Moritz Frei wurde 1978 in Frankfurt am Main geboren. Aufgewachsen ebenda sowie in Hannover, Syracuse und Berlin, absolvierte er von 2000 bis 2003 eine Ausbildung zum Fotografen in Berlin. Von 2004 bis 2010 folgte ein Studium der Bildenden Kunst an der HGB – Hochschule für Grafik und Buchkunst Leipzig bei Peter Piller. 2010/11 leitete er den Kunstraum Benjamin Richard in Leipzig (mit Erik Weiser). 2016 gründete Frei den Verlag „berlinartbooks“.[1] 2019 sorgte sein Rückzug aus der 26. Leipziger Jahresausstellung wegen der Teilnahme des Leipziger Malers Axel Krause[2] für bundesweites mediales Aufsehen und eine kontroverse Debatte.[3][4][5][6] Moritz Frei lebt und arbeitet in Berlin.
Werk
Moritz Frei arbeitet in vielen künstlerischen Medien: Fotografie, Video, Text, Installation, Performance, Sound und Malerei. Er verwendet Fundstücke, Gebrauchsgegenstände, Spielzeug, Lebensmittel und arbeitet ortsspezifisch, teilweise partizipativ sowie performativ. Die Fokussierung auf Details, das Aufgreifen bzw. Zulassen von Zufallsereignissen als Ausgangspunkt für Werkprozesse und Recherchen sowie ein humorvoller, nicht selten kritischer Blick auf Alltägliches kennzeichnen Freis Schaffen. Dieses trägt konzeptionelle Grundzüge, regt zu vielschichtigen Assoziationen an und thematisiert im gezielten Konterkarieren konventionell-tradierte Gattungsbegriffe und Denkmodelle.
I don’t believe in dinosaurs (2017/2021): Die großformatige Leuchtschrift aus Neonröhren wurde Mitte März 2021 auf dem Dach der Galerie der Gegenwart der Hamburger Kunsthalle installiert.[7][8] Die Textzeile geht auf den Satz eines Kindes zurück, das im Museum für Naturkunde in Berlin angesichts der ausgestellten Skelette Zweifel formulierte: „Ich glaube nicht an Dinosaurier.“ Die auf den ersten Blick einfache und vor allem humorvoll erscheinende Aussage verweist unterschwellig auf größere Fragen: nach Wissenschaft und Wissen, Wahrnehmung und Glauben, Information und individuellem Weltbild, Perspektive und Haltung, Meinungsbildung und Misstrauen sowie Kommunikation. Weitere Fassungen zeigte Frei 2016 in der „Galerie Åplus“ in Berlin, 2018 bei „Bruch & Dallas“ in Köln[9], 2020 im Kunstraum Ortloff in Leipzig und seit 2024 auf dem Dach des Museum Wiesbaden.

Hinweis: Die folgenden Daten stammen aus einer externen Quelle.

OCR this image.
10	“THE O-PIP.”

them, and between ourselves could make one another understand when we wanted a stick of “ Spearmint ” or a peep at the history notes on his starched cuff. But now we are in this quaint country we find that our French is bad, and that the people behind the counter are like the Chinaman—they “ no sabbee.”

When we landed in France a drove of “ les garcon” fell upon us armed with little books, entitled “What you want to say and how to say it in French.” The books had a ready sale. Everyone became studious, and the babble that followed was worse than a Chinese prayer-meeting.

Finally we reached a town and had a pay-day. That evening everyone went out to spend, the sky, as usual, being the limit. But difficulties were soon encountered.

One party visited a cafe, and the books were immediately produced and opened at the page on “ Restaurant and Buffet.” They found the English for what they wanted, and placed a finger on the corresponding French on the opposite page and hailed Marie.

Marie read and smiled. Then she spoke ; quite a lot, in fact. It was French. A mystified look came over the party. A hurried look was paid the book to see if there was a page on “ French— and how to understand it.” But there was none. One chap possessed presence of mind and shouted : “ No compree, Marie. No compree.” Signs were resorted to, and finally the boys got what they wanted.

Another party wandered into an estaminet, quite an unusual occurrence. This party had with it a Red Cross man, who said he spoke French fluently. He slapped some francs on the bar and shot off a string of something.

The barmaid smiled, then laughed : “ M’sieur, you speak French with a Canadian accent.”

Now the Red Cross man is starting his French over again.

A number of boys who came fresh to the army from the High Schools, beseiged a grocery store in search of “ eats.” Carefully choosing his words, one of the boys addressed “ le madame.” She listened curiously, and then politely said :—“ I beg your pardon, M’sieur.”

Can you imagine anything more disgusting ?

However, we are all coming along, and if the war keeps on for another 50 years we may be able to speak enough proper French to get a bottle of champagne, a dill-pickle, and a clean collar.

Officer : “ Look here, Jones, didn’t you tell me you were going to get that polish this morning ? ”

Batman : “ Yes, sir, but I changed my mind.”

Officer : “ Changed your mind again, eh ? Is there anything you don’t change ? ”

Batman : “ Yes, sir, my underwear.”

Die Corona Chronik/The Corona Chronicle (2020): Die YouTube-Serie startete am 16. März 2020 während des in Deutschland verhängten bundesweiten ersten Lockdowns in Folge der COVID-19-Pandemie. Zusammen mit der Schauspielerin Anne Hoffmann[10] realisierte Frei insgesamt 25 Folgen.[11] Als Paar im Südseeurlaub vor heimischer Fototapete parodierten sie die aktuelle Lage angesichts der umfangreichen Einschränkungen des öffentlichen und privaten Lebens. Im „Dialog“ der vermeintlich gestrandeten Touristen mit den „Lieben daheim“ werden diverse Themen berührt: von (Mit-)Menschlichkeit, Unsicherheiten angesichts der seinerzeit aktuellen Pandemieentwicklung, persönlicher Freiheit, Lebensstandard, der Situation von Kunstschaffenden bis hin zu globalen Gefällelagen.[12]
Meine erste Tasse Kaffee (2018): Die Videoarbeit entstand anlässlich der Ausstellung Die Kaffeemaschine des Direktors/The Directors Coffee Machine im Museum Wiesbaden 2018[13][14][15]: Der Künstler hatte zuvor noch nie Kaffee getrunken und dokumentiert die Annäherung an dieses Ereignis: Er trifft den Schauspieler Bruno Ganz. Ganz spielte 1987 im Film Der Himmel über Berlin von Wim Wenders den Engel Damiel, der die himmlische Sphäre verlässt und auf die Erde kommt. Dort trinkt er an einem Berliner Schnellimbiss im Stehen einen ersten Kaffee aus dem Plastikbecher – Symbol seiner Menschwerdung. Das Video Meine erste Tasse Kaffee ist in seinen persönlichen Noten ein bemerkenswertes Filmdokument des inzwischen verstorbenen Schauspielers. Das Gespräch zwischen Ganz und dem Künstler kreist um individuellen Geschmack und Genuss, den Filmdreh Anfang der 1980er-Jahre, die Erfahrung von „ersten Malen“ sowie Menschlichkeit im Allgemeinen.[16] Auf erweiterter Ebene schwingt ebenso eine Kritik an Produktions- und Handelsbedingungen von Lebensmitteln sowie ihrer Fetischisierung mit.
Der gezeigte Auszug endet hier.